Turkey's ruling Justice and Development Party (AK Party) spokesperson Ömer Çelik criticized European countries for employing new measures to prevent migrant arrivals, noting that they expect these countries to take concrete steps to prevent violence against migrants.
"European democracies are sinking in the Mediterranean," Çelik told reporters in the capital, Ankara, following a meeting of the AK Party's Central Executive Board.
Referring to the high-tech sound bombs deployed by Greece to deter asylum seekers, Çelik said these bombs are louder than an airplane flying close overhead and that medical reports found that people who come into contact with them suffer injuries.
"Why is Greece doing this? So that no migrant comes to their border. They talk about protecting Europe's borders to legitimize this," he said.
"And then you talk about European values ... While our president gives them information, documents and videos about the Greek coast guard's actions in sinking the migrant boats, they still claim they do not know about it," he added, referring to evidence Turkey has provided European Union bodies about the abuse and mistreatment at the border.
In March 2020, after Turkey stopped trying to block migrants and refugees from reaching Greece's border by land, Greek border guards wounded thousands of them and killed several.
The harsh Greek reaction to the migrants included blast bombs, rubber bullets, live ammunition and tear gas.
Greek border police are firing bursts of deafening noise from an armored truck over the frontier into Turkey. Mounted on the vehicle, the long-range acoustic device, or “sound cannon,” is the size of a small TV set but can match the volume of a jet engine.
It is part of a vast array of physical and experimental new digital barriers being installed and tested during the quiet months of the coronavirus pandemic at the 200-kilometer (125-mile) Greek border with Turkey to stop people entering the EU illegally.
A new steel wall, similar to the recent construction on the U.S.-Mexico border, blocks commonly-used crossing points along the Evros (Meriç) River that separates the two countries.

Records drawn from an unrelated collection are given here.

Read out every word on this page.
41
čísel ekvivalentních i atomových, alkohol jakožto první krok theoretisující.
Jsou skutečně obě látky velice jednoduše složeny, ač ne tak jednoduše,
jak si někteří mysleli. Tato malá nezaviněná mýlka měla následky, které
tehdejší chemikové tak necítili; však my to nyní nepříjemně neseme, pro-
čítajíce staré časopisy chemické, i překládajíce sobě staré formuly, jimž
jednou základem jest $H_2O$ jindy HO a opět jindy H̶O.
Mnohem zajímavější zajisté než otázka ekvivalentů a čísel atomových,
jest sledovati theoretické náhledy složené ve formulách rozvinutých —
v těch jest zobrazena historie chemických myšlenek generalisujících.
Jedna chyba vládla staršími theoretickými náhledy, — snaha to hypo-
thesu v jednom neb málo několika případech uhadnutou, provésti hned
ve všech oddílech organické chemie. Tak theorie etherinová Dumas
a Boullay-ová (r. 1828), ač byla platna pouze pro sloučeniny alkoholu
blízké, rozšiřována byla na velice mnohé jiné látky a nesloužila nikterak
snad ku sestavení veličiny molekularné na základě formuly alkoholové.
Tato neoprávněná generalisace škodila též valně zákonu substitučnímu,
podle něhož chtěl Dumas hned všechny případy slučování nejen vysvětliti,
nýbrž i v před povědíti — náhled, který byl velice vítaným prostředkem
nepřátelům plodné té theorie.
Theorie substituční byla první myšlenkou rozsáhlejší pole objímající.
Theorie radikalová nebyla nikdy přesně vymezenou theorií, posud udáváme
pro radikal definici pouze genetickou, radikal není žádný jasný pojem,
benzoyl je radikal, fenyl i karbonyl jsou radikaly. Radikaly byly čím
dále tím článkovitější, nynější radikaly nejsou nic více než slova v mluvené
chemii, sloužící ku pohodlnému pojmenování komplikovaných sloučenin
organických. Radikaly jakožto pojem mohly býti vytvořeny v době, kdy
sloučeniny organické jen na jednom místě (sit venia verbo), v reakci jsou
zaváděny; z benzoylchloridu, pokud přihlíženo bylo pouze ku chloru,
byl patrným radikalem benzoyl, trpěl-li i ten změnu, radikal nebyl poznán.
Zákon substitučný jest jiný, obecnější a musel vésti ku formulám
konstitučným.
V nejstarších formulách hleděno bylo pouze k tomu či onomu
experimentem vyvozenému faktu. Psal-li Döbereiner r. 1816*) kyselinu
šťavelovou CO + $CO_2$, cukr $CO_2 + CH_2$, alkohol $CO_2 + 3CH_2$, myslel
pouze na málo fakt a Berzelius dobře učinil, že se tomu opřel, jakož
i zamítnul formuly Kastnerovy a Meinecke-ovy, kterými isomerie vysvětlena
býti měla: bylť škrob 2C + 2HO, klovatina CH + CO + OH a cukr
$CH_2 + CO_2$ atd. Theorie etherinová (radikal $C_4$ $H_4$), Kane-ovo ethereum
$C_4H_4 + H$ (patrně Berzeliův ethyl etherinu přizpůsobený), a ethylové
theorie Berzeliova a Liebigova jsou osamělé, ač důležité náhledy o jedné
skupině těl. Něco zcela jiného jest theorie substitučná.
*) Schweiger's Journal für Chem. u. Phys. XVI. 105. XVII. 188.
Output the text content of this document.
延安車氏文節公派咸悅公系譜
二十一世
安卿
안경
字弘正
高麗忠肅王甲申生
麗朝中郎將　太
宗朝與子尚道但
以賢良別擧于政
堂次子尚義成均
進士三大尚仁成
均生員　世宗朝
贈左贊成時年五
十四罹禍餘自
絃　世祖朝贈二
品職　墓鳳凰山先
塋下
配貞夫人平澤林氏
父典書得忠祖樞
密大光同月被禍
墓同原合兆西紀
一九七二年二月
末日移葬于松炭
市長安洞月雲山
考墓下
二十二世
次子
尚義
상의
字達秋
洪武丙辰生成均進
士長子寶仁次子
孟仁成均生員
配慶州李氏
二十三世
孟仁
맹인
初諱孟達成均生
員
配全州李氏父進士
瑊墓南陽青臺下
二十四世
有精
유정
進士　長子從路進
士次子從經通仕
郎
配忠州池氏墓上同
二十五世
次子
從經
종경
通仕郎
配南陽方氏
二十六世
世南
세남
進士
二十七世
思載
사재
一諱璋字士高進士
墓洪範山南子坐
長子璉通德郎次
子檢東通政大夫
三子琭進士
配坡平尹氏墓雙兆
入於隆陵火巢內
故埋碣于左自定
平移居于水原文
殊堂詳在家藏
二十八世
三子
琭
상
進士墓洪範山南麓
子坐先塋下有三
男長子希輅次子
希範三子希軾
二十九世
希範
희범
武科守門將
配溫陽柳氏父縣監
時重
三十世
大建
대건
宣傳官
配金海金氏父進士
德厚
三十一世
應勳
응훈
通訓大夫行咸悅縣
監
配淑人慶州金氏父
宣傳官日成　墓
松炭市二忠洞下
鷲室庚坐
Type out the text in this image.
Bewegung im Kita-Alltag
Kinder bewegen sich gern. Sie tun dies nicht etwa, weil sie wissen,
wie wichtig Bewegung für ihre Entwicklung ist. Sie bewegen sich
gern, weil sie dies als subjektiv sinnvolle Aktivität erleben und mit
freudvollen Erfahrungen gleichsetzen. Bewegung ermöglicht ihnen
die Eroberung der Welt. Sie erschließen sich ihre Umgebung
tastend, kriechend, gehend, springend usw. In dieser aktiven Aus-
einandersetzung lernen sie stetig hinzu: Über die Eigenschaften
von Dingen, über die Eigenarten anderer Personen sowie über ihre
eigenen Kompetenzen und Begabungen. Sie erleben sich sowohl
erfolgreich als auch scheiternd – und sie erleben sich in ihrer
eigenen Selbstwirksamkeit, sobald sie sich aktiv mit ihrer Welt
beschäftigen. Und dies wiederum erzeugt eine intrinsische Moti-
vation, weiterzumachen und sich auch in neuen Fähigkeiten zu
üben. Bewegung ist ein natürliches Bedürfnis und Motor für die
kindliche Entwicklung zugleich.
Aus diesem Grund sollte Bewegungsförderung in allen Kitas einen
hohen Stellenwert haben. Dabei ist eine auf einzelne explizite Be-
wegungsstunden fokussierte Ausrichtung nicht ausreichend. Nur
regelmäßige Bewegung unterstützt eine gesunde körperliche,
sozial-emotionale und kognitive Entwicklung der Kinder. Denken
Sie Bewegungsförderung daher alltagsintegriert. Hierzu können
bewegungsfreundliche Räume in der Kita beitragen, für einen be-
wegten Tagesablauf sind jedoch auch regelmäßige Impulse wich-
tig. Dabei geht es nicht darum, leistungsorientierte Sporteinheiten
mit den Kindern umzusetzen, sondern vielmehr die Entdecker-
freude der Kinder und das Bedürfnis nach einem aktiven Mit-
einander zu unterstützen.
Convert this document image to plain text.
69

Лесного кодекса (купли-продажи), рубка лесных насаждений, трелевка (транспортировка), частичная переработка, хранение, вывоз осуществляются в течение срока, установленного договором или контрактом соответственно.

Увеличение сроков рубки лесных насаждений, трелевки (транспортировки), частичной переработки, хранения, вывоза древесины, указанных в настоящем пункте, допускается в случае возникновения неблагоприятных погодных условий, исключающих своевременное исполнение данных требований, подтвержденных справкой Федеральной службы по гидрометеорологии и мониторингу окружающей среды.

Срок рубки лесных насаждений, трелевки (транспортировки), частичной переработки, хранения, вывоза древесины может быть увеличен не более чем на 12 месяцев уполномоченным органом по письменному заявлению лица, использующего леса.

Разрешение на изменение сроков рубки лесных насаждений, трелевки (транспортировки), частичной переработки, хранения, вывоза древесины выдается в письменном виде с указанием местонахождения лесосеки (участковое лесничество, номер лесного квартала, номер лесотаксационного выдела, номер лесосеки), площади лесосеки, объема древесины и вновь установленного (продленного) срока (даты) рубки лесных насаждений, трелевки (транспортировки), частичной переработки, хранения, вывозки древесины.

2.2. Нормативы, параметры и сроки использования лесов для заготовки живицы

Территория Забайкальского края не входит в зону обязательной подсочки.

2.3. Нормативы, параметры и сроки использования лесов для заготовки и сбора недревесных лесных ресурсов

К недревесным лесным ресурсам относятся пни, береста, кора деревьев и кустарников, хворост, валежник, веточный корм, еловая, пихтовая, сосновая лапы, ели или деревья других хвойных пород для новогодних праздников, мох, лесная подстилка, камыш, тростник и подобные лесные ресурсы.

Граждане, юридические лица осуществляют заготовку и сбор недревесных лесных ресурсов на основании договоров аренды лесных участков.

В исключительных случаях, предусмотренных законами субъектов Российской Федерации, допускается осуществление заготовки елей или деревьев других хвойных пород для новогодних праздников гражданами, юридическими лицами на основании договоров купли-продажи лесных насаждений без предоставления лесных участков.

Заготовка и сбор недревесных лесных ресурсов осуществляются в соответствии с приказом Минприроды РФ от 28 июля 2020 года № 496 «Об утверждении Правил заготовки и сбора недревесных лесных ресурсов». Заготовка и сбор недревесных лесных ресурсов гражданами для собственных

Nearby observation towers are being fitted with long-range cameras, night vision and multiple sensors. The data will be sent to control centers to flag suspicious movement using artificial intelligence analysis.
The EU has poured 3 billion euros ($3.7 billion) into security tech research following the refugee crisis in 2015-16, when more than 1 million people – many escaping wars in Syria, Iraq and Afghanistan – fled to Greece and then on to other EU countries.
The automated surveillance network being built on the Greek-Turkish border is aimed at detecting migrants early and deterring them from crossing, with river and land patrols using searchlights and long-range acoustic devices.
Human rights groups have also documented hundreds of cases of migrants being robbed, abused and stripped by Greek forces along the land border, or being forcibly pushed back in boats along coastal borders, in cooperation with Frontex, the EU border agency.
Çelik said they would not interfere in the internal affairs of another state, but that the era of Israeli Prime Minister Benjamin Netanyahu was a bad one.
"It is a bad period both for the two-state solution and for the more and more illegal settlements that the EU considers illegitimate. It was a bad period in terms of rising violence, an extremely ugly and bad period in terms of rising provocations and the most recent disrespect toward Al-Aqsa Mosque and Jerusalem," he said.
Saying that all these acts of violence greatly damaged the future of everyone and the prospects for peace, Çelik said that the Netanyahu era was also a bad period in terms of corruption, instability, violence and the sabotaging of the two-state solution.
Referring to ongoing efforts by a coalition of Israeli parties to oust Netanyahu, Çelik said Turkey hopes that whoever succeeds him will take a more prudent approach to all these issues, especially toward the two-state solution.